We do acknowledge some limitations in our research, which, however, reveal potential for future research. Despite the advantages of using the case-study approach as a research design, that approach is only suitable to a limited extent for making general statements. The results obtained must be carefully examined with regard to the possibility of transferability as well as generalizability, even if the setting is only slightly changed. Another limitation of our analysis is that the verification by the case-by-case and very individual observation proves to be hardly possible (Flyvbjerg 2006; Helm et al. 2022). Due to the representativeness of our analysis with respect to the socio-demographic variables relevant in retail banking, we assume that our results can be generalised at least for other savings banks (Sparkassen). Additionally, private retail banks are not likely to differ so much in terms of customer structure that the basic conclusions can be applied to them as well. The main difference compared with savings banks is that private banks do not necessarily have a regional focus. In this respect, the customer-related reasons for churn may differ. Besides, the generalizability of our results could be limited in the case of credit unions, as the size and clientele of some credit unions are likely to be different, which limits the comparability of their customer structure with that of our case study. Nevertheless, our results can provide valuable evidence not only for savings banks but also for other bank types in the German three-pillar system or for related banks in comparable international banking systems (e.g. Austria).
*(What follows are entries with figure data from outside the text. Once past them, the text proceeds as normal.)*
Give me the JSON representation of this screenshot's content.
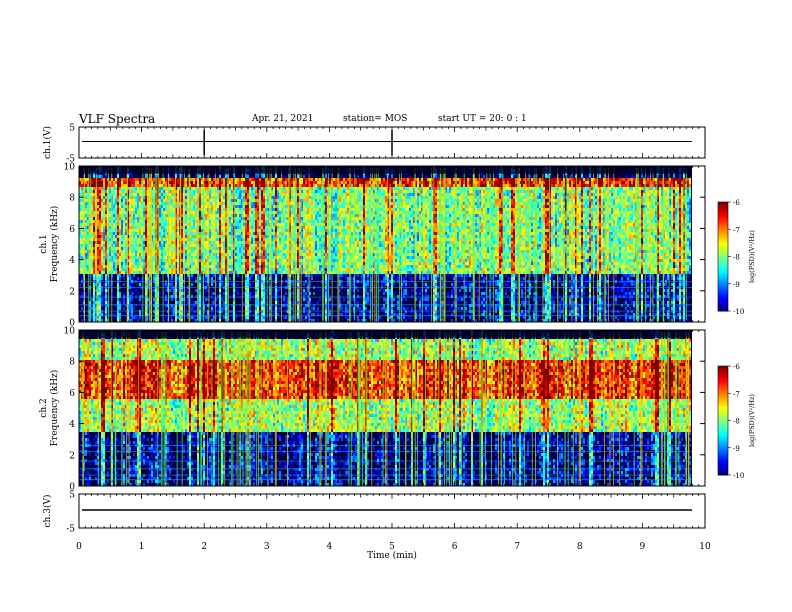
{
  "header": {
    "title": "VLF Spectra",
    "date": "Apr. 21, 2021",
    "station": "station= MOS",
    "start": "start  UT =   20: 0  : 1"
  },
  "colors": {
    "background": "#ffffff",
    "axes": "#000000"
  },
  "chart_data": [
    {
      "type": "line",
      "name": "ch1-waveform",
      "ylabel": "ch.1(V)",
      "ylim": [
        -5,
        5
      ],
      "yticks": [
        "5",
        "-5"
      ],
      "x": [
        0,
        10
      ],
      "values": [
        0,
        0
      ]
    },
    {
      "type": "heatmap",
      "name": "ch1-spectrogram",
      "ylabel": "ch.1\nFrequency (kHz)",
      "ylim": [
        0,
        10
      ],
      "yticks": [
        "0",
        "2",
        "4",
        "6",
        "8",
        "10"
      ],
      "xlim": [
        0,
        10
      ],
      "colorbar": {
        "label": "log(PSD)(V²/Hz)",
        "ticks": [
          "-6",
          "-7",
          "-8",
          "-9",
          "-10"
        ],
        "range": [
          -10,
          -6
        ]
      },
      "bands": [
        {
          "freq_khz": [
            8.6,
            9.2
          ],
          "level": -6.6,
          "comment": ""
        },
        {
          "freq_khz": [
            3.0,
            8.6
          ],
          "level": -8.0,
          "comment": ""
        },
        {
          "freq_khz": [
            0.0,
            3.0
          ],
          "level": -9.7,
          "comment": ""
        }
      ]
    },
    {
      "type": "heatmap",
      "name": "ch2-spectrogram",
      "ylabel": "ch.2\nFrequency (kHz)",
      "ylim": [
        0,
        10
      ],
      "yticks": [
        "0",
        "2",
        "4",
        "6",
        "8",
        "10"
      ],
      "xlim": [
        0,
        10
      ],
      "colorbar": {
        "label": "log(PSD)(V²/Hz)",
        "ticks": [
          "-6",
          "-7",
          "-8",
          "-9",
          "-10"
        ],
        "range": [
          -10,
          -6
        ]
      },
      "bands": [
        {
          "freq_khz": [
            5.5,
            8.0
          ],
          "level": -6.6,
          "comment": ""
        },
        {
          "freq_khz": [
            3.5,
            9.5
          ],
          "level": -7.8,
          "comment": ""
        },
        {
          "freq_khz": [
            0.0,
            3.5
          ],
          "level": -9.7,
          "comment": ""
        }
      ]
    },
    {
      "type": "line",
      "name": "ch3-waveform",
      "ylabel": "ch.3(V)",
      "ylim": [
        -5,
        5
      ],
      "yticks": [
        "5",
        "-5"
      ],
      "x": [
        0,
        10
      ],
      "values": [
        0,
        0
      ]
    }
  ],
  "xaxis": {
    "label": "Time  (min)",
    "ticks": [
      "0",
      "1",
      "2",
      "3",
      "4",
      "5",
      "6",
      "7",
      "8",
      "9",
      "10"
    ]
  }
}
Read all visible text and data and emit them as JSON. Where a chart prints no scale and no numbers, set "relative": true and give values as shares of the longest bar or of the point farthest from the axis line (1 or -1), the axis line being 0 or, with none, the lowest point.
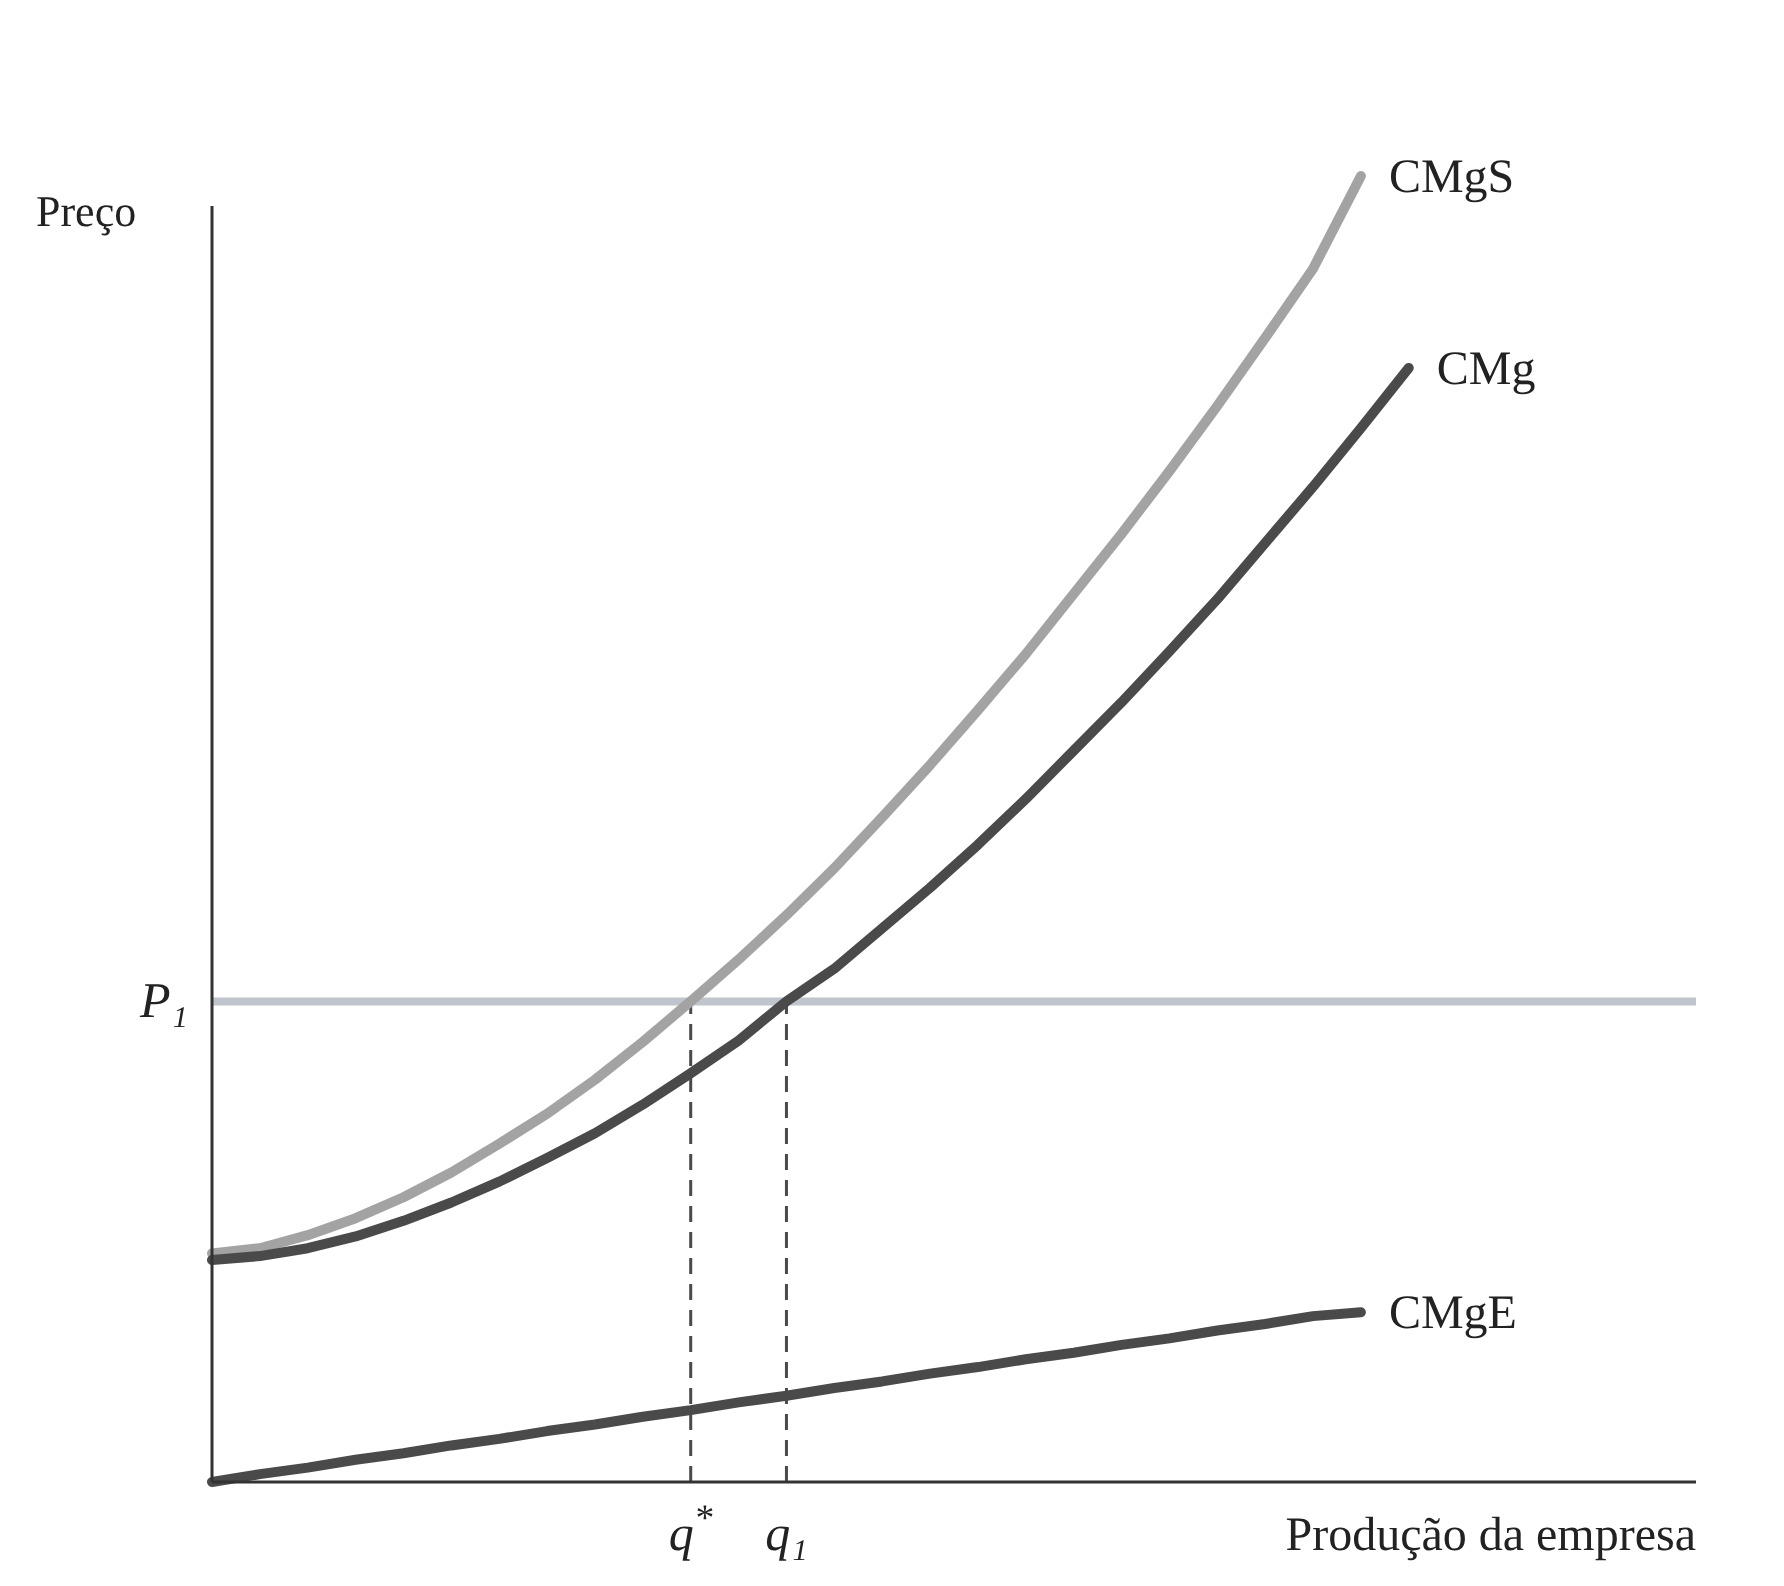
{
  "chart_data": {
    "type": "line",
    "relative": true,
    "xlabel": "Produção da empresa",
    "ylabel": "Preço",
    "grid": false,
    "marker": "none",
    "line_style": "solid",
    "categories": [
      null,
      null,
      null,
      null,
      null,
      null,
      null,
      null,
      null,
      null,
      "q$^{*}$",
      null,
      "q₁",
      null,
      null,
      null,
      null,
      null,
      null,
      null,
      null,
      null,
      null,
      null,
      null,
      null,
      null,
      null,
      null,
      null,
      null,
      null
    ],
    "series": [
      {
        "name": "CMgS",
        "color": "#a3a3a3",
        "values": [
          0.175,
          0.179,
          0.189,
          0.202,
          0.218,
          0.237,
          0.259,
          0.282,
          0.308,
          0.337,
          0.368,
          0.4,
          0.434,
          0.47,
          0.509,
          0.549,
          0.591,
          0.634,
          0.68,
          0.726,
          0.774,
          0.824,
          0.876,
          0.929,
          1,
          null,
          null,
          null,
          null,
          null,
          null,
          null
        ]
      },
      {
        "name": "CMg",
        "color": "#4a4a4a",
        "values": [
          0.17,
          0.173,
          0.179,
          0.188,
          0.2,
          0.214,
          0.23,
          0.248,
          0.267,
          0.289,
          0.313,
          0.338,
          0.368,
          0.393,
          0.424,
          0.455,
          0.488,
          0.523,
          0.56,
          0.597,
          0.636,
          0.676,
          0.719,
          0.762,
          0.807,
          0.853,
          null,
          null,
          null,
          null,
          null,
          null
        ]
      },
      {
        "name": "CMgE",
        "color": "#4a4a4a",
        "values": [
          0,
          0.006,
          0.011,
          0.017,
          0.022,
          0.028,
          0.033,
          0.039,
          0.044,
          0.05,
          0.055,
          0.061,
          0.066,
          0.072,
          0.077,
          0.083,
          0.088,
          0.094,
          0.099,
          0.105,
          0.11,
          0.116,
          0.121,
          0.127,
          0.13,
          null,
          null,
          null,
          null,
          null,
          null,
          null
        ]
      }
    ],
    "ref_lines": [
      {
        "axis": "y",
        "value": 0.368,
        "label": "P₁",
        "color": "#c0c4cc",
        "line_style": "solid"
      },
      {
        "axis": "x",
        "value": "q$^{*}$",
        "color": "#4a4a4a",
        "line_style": "dashed"
      },
      {
        "axis": "x",
        "value": "q₁",
        "color": "#4a4a4a",
        "line_style": "dashed"
      }
    ]
  }
}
A further limitation in our data sample is, that our analysis is based on a sample of 1815 account closures and considerable questionnaires. A larger sample, potentially also comprising other types of banks and an analysis for that, might reveal different results. Additionally, due to the particularities of the German banking system, a study involving banks from different countries is likely to reveal substantial differences in customers’ switch-back behaviours and the relevance of GWR in the customer recovery management. Overall, however, we provide evidence that further research into customer recovery starting from GWR may be worthwhile for retail banks.